Did anyone else read a piece on the book blog of the Guardian website titled Le Diable is in the detail ? Maxim Jakubowski - former publisher, author, reviewer of crime fiction - wrote about sloppy attention to detail in fiction. He was actually talking about the latest Hannibal novel, complaining that Thomas Harris often gets the French and setting wrong. (The devil in the detail, when we're talking about Hannibal? Lovely.) But he then goes on to reveal something that I find extraordinary:
"Fifteen years or so ago, when I was still an acquiring editor in publishing, I was offered a very promising manuscript, a first thriller by a Canadian author. I liked the book and felt the author had much talent. But a key sequence of the book was a frantic car chase in which the protagonist was chased along the Boulevard Sebastopol in Paris, from the Grands Boulevards to the Seine.
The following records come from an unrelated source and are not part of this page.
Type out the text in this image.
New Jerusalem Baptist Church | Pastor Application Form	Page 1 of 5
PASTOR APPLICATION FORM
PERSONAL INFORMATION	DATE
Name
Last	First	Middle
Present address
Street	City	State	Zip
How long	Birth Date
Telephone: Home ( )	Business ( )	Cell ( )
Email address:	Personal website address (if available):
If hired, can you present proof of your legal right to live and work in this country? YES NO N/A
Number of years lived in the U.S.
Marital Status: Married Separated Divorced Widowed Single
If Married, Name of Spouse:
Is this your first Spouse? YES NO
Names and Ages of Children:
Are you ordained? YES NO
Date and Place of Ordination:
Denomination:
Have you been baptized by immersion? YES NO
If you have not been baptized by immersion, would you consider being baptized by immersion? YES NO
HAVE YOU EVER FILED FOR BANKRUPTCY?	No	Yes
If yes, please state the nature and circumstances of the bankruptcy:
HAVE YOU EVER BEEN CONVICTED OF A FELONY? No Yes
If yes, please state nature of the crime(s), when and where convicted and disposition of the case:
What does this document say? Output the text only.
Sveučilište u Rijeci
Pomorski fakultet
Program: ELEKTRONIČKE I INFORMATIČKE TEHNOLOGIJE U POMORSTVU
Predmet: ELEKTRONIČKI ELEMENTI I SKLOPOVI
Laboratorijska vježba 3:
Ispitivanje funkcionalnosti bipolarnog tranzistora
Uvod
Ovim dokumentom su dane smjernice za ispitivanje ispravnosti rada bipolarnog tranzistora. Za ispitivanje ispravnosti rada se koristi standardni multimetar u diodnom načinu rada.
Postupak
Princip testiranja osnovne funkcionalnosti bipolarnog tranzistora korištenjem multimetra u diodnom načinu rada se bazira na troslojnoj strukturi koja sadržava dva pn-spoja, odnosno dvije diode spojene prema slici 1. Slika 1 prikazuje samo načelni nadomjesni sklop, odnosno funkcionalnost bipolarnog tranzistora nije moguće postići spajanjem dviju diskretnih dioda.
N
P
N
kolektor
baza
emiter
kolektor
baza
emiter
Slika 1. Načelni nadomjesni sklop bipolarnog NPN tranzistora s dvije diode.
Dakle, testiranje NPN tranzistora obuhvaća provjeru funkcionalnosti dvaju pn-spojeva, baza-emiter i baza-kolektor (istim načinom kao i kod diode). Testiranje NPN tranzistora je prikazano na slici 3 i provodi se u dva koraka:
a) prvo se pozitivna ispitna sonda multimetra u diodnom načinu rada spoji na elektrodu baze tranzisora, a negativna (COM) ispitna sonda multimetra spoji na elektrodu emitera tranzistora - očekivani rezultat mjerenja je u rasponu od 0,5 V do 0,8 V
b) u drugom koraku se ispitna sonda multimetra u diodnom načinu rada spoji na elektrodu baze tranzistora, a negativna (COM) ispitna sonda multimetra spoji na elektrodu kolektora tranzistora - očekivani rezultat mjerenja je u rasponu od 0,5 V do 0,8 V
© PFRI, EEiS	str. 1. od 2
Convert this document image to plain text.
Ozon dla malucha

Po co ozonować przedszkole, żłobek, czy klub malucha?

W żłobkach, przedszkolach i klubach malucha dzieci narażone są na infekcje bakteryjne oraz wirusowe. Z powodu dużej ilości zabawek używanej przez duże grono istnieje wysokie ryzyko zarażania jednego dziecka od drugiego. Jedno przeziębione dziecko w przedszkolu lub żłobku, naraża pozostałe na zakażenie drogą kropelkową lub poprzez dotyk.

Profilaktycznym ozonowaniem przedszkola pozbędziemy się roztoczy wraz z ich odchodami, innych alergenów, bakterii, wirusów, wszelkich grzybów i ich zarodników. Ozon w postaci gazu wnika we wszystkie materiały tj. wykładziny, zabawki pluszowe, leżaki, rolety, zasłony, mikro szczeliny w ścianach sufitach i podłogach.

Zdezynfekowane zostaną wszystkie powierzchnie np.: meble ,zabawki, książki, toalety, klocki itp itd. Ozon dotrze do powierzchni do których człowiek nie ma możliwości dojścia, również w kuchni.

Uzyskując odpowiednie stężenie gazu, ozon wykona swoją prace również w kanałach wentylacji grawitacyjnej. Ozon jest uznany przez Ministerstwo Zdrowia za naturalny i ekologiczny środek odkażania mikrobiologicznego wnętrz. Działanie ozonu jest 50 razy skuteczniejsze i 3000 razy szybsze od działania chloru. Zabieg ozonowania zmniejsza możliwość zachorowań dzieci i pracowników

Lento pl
Only one small problem: the Boulevard Sebastopol is one way and traffic runs in the opposite direction. It just spoiled the book for me."
Come again? Did this former acquiring editor just say he turned down a book because the traffic wasn't flowing in the right direction? He liked it, but the chase scene spoiled it for him? I really hope this wasn't the only reason he turned down the book - if that is indeed what happened. It would've been very easy to choose another street, wouldn't it? If he really liked this book and thought there was talent, why couldn't he just ask the writer to change the offending detail? Are there really editors out there who are just as hard? And if there are, how many great books are we being denied just because a writer has not verified all of what could be considered as unimportant detail?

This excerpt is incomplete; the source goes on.